Caisse nationale d’assurance maladie des travailleurs salariés (CNAMTS 75)

avis 20162657 - Séance du 7/07/2016

Monsieur X a saisi la commission d’accès aux documents administratifs, par courrier enregistré à son secrétariat le 25 mai 2016, à la suite du refus opposé par le directeur de la Caisse nationale d’assurance maladie des travailleurs salariés à sa demande de communication des documents suivants portant sur l’acquisition d’un outil national de gestion des dossiers de contentieux :
1) les caractéristiques, les avantages et le montant détaillé de l’offre retenue ;
2) les procès-verbaux d’ouverture des plis et de jugement des offres ;
3) le rapport de présentation et d’analyse des offres ;
4) la candidature et l’offre de la société attributaire ;
5) le montant global de l’offre retenue ;
6) le montant détaillé, le bordereau des prix de l’offre retenue.

La commission, qui a pris connaissance de la réponse du directeur de la Caisse nationale d’assurance maladie des travailleurs salariés, rappelle sa position constante selon laquelle une fois signés, les marchés publics et les documents qui s’y rapportent sont des documents administratifs soumis au droit d’accès institué par le livre III du code des relations entre le public et l’administration.
Ce droit de communication, dont bénéficient tant les entreprises non retenues que toute autre personne qui en fait la demande, doit toutefois s’exercer dans le respect du secret en matière industrielle et commerciale, protégé par les dispositions de l’article L311-6 de ce code. Sont notamment visées par cette réserve les mentions relatives aux moyens techniques et humains, à la certification de système qualité, aux certifications tierces parties ainsi qu’aux certificats de qualification concernant la prestation demandée, ainsi que toute mention concernant le chiffre d’affaires, les coordonnées bancaires et les références autres que celles qui correspondent à des marchés publics.
La commission émet donc, sous ces réserves, un avis favorable s’agissant des points 1) et 4) de la demande, à l’exception toutefois du montant détaillé de l’offre retenue visé au point 1) et traité ci-après.

S’agissant des procès-verbaux d’ouverture des plis et de jugement des offres visés au point 2), le directeur de la Caisse nationale d’assurance maladie des travailleurs salariés a informé la commission que ces documents étaient inexistants. Par suite celle-ci ne peut que déclarer la saisine sans objet sur ce point.

La commission précise par ailleurs que les notes et classements des entreprises non retenues ne sont communicables qu’à celles-ci, chacune en ce qui la concerne. En revanche, les notes, classements et éventuelles appréciations de l’entreprise lauréate du marché mentionnées dans le rapport d’analyse des offres sont librement communicables. La commission émet donc un avis favorable, sous ces réserves, à la communication du rapport d’analyse visé au point 3).

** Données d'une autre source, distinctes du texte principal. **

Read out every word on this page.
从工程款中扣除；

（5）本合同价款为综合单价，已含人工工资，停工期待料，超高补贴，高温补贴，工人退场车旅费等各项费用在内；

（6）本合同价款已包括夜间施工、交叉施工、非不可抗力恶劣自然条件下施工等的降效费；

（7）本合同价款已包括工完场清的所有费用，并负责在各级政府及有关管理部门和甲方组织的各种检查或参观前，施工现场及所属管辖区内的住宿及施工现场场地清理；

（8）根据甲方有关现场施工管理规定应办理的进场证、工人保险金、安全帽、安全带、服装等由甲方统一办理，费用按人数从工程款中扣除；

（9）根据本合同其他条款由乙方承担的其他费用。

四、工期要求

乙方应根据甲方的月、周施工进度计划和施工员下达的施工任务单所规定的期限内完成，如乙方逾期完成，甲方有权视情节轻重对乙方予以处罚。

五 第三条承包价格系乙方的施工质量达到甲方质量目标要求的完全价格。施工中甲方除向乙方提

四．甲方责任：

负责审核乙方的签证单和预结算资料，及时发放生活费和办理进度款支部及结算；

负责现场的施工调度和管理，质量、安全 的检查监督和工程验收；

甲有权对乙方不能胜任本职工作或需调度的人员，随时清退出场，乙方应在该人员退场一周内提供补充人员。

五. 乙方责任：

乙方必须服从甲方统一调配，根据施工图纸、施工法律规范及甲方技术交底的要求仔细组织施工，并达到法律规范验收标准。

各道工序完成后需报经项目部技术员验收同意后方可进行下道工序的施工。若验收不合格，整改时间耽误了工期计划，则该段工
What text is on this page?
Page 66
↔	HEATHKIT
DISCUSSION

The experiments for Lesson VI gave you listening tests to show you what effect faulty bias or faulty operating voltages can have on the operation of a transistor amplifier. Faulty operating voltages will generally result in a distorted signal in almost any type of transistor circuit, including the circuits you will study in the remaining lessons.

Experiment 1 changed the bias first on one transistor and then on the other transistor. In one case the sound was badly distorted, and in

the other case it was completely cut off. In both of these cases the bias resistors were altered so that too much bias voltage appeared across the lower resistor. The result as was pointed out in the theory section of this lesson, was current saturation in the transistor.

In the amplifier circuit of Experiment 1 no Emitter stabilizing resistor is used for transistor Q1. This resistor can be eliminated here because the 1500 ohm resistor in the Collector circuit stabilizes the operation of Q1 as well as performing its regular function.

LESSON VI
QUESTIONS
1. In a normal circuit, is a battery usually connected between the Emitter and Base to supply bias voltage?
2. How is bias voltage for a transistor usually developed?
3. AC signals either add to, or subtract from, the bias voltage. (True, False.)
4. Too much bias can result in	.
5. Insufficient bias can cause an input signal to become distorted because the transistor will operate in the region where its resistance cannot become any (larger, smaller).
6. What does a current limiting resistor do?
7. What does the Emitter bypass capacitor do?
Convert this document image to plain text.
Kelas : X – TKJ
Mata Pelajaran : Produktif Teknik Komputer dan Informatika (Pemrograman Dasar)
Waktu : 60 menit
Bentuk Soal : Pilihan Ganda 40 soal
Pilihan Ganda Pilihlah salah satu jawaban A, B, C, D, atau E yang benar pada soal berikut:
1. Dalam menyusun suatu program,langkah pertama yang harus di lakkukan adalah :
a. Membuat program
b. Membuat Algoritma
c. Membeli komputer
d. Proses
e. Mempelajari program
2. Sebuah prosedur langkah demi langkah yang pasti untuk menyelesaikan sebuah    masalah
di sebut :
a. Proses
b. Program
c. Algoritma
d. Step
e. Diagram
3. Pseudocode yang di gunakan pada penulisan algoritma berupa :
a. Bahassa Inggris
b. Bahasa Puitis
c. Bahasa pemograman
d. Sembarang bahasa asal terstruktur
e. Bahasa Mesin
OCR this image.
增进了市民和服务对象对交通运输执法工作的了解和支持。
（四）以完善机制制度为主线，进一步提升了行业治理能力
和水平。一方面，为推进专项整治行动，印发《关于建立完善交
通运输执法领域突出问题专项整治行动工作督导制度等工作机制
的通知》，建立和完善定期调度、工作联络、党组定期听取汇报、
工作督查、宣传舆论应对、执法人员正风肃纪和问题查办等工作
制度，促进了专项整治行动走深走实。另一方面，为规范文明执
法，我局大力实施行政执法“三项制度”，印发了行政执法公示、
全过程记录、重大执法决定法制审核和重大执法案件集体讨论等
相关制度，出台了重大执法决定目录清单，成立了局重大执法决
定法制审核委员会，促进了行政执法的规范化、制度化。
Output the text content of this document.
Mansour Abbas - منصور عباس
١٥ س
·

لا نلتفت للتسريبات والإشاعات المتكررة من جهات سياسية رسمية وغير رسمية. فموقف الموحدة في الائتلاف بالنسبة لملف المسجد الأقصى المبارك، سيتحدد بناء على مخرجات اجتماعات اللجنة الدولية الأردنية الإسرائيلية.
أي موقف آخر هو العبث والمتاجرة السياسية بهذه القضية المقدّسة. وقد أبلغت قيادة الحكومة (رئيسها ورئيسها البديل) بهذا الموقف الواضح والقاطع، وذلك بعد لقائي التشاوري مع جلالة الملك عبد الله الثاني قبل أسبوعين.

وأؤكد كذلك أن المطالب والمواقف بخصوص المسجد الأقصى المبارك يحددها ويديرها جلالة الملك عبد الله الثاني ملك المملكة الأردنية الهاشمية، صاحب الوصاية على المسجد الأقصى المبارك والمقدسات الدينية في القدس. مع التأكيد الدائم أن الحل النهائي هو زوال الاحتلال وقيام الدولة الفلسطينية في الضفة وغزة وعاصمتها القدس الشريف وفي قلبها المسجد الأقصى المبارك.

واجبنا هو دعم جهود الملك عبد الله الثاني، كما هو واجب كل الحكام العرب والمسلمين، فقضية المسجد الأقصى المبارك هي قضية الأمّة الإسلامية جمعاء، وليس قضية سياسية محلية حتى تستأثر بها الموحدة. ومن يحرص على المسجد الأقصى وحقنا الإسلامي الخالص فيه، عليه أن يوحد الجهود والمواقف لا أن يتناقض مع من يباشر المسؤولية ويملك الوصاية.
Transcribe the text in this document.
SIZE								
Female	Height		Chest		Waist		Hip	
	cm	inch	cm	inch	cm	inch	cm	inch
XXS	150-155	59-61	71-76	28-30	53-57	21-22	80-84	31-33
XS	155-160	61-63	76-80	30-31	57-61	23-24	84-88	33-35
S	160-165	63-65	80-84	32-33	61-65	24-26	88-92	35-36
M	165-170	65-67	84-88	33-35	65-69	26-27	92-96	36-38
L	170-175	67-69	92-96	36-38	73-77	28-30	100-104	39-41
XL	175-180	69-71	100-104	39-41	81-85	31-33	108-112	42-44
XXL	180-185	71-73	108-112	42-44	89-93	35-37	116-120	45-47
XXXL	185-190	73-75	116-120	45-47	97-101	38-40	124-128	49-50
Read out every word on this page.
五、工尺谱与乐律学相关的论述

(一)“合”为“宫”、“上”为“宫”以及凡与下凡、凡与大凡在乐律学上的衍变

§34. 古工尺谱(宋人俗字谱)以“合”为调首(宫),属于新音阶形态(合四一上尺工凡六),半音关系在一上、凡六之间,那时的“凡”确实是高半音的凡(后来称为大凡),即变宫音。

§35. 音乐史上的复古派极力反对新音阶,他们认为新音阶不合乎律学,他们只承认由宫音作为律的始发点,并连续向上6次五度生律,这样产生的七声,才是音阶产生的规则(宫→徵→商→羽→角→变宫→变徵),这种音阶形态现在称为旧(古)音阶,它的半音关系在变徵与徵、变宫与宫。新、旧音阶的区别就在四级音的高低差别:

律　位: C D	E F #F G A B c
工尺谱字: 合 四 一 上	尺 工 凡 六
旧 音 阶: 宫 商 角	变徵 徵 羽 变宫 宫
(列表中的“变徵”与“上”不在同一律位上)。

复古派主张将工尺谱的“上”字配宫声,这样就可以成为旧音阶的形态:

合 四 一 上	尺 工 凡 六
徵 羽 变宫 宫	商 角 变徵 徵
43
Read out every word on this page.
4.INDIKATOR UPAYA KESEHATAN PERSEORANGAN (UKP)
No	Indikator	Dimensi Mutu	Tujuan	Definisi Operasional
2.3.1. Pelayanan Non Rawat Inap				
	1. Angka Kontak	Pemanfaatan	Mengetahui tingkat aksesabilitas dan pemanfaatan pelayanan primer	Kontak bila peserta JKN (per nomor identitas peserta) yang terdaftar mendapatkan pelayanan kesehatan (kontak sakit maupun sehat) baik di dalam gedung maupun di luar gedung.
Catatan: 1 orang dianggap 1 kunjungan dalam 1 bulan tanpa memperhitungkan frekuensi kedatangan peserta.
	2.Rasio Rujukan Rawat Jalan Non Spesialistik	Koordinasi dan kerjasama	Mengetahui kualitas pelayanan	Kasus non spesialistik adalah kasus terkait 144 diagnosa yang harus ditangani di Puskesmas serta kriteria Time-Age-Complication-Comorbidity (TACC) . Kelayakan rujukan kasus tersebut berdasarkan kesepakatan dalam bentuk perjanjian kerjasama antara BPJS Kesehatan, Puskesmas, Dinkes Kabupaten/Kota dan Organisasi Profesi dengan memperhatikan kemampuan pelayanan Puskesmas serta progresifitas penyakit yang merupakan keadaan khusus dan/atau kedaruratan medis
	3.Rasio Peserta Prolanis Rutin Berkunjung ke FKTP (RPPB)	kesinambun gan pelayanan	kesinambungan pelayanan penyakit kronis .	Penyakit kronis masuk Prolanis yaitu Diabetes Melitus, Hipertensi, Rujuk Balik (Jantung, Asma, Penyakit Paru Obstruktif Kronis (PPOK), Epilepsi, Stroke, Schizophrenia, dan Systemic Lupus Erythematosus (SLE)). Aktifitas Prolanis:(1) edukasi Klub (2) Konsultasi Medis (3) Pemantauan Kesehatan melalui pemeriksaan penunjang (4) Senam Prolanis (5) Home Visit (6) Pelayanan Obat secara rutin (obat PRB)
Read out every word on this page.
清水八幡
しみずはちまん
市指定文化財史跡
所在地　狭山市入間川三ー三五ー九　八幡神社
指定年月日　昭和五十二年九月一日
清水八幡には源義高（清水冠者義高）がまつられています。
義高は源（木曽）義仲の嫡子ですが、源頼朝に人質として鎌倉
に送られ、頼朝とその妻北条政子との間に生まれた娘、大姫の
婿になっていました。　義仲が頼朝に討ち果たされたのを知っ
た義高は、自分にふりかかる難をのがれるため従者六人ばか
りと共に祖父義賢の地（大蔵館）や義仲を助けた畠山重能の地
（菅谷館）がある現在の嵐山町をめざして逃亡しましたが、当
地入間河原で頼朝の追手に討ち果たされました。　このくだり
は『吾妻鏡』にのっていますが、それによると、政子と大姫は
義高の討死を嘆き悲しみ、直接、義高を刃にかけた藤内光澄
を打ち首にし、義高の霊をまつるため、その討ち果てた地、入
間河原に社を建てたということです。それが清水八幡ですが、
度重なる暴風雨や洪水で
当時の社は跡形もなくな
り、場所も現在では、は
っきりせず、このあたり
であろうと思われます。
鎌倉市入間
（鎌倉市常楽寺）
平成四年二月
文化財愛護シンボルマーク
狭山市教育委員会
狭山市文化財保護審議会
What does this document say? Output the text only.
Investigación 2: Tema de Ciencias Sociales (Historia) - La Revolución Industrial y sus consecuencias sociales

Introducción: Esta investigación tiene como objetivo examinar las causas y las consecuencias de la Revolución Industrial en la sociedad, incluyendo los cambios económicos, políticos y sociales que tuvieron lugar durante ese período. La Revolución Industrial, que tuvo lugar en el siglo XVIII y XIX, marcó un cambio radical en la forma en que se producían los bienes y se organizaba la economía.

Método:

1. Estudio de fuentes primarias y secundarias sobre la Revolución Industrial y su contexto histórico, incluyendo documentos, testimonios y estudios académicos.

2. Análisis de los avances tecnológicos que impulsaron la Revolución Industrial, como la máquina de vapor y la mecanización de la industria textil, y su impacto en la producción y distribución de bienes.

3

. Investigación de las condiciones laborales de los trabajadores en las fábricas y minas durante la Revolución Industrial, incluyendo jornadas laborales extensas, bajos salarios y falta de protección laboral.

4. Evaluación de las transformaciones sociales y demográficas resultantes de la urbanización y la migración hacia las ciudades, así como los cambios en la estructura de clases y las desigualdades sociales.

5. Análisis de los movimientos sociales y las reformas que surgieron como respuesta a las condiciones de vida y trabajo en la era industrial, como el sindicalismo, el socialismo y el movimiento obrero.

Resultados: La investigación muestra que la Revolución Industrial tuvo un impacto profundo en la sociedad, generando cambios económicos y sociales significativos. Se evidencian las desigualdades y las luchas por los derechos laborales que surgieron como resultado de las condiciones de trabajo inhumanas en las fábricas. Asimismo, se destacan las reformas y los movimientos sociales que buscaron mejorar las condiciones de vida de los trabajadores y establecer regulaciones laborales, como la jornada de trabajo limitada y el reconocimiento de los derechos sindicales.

Enfin, il résulte de la décision du Conseil d’Etat du 30 mars 2016, Centre hospitalier de Perpignan (n° 375529), que, lorsqu’elles sont saisies d’une demande de communication de documents relatifs à un marché public, les autorités mentionnées à l’article L300-2 du même code doivent examiner si les renseignements contenus dans ces documents peuvent, en affectant la concurrence entre les opérateurs économiques, porter atteinte au secret en matière commerciale et industrielle et faire ainsi obstacle à cette communication.
Le Conseil d’Etat a en outre précisé qu’au regard des règles de la commande publique, doivent être regardées comme communicables, sous réserve des secrets protégés par la loi, l’ensemble des pièces d’un marché public et que, dans cette mesure, l’acte d’engagement, le prix global de l’offre et les prestations proposées par l’entreprise attributaire, notamment, sont en principe communicables. En revanche, les éléments qui reflètent la stratégie commerciale d’une entreprise opérant dans un secteur d’activité et dont la divulgation est susceptible de porter atteinte au secret commercial ne sont, en principe, pas communicables. Il en va ainsi du bordereau des prix unitaires. L’examen de l’offre d’une entreprise attributaire au regard du respect du secret en matière commerciale et industrielle conduit ainsi la commission à considérer que l’offre de prix détaillée contenue dans le bordereau des prix unitaires, la décomposition du prix global et forfaitaire ou le détail quantitatif estimatif, n’est pas communicable aux tiers, sans qu’il soit besoin de s’interroger sur le mode de passation, notamment répétitif, du marché ou du contrat, sa nature, sa durée ou son mode d’exécution.

Par suite, la commission émet un avis favorable au point 5) de la demande, et précise que s’agissant d’un marché à bon de commande, le montant global à communiquer est celui du devis quantitatif estimatif ayant permis de comparer les prix proposés par les différents candidats. Elle émet en revanche au regard des développements précédents, un avis défavorable au point 6) de la demande.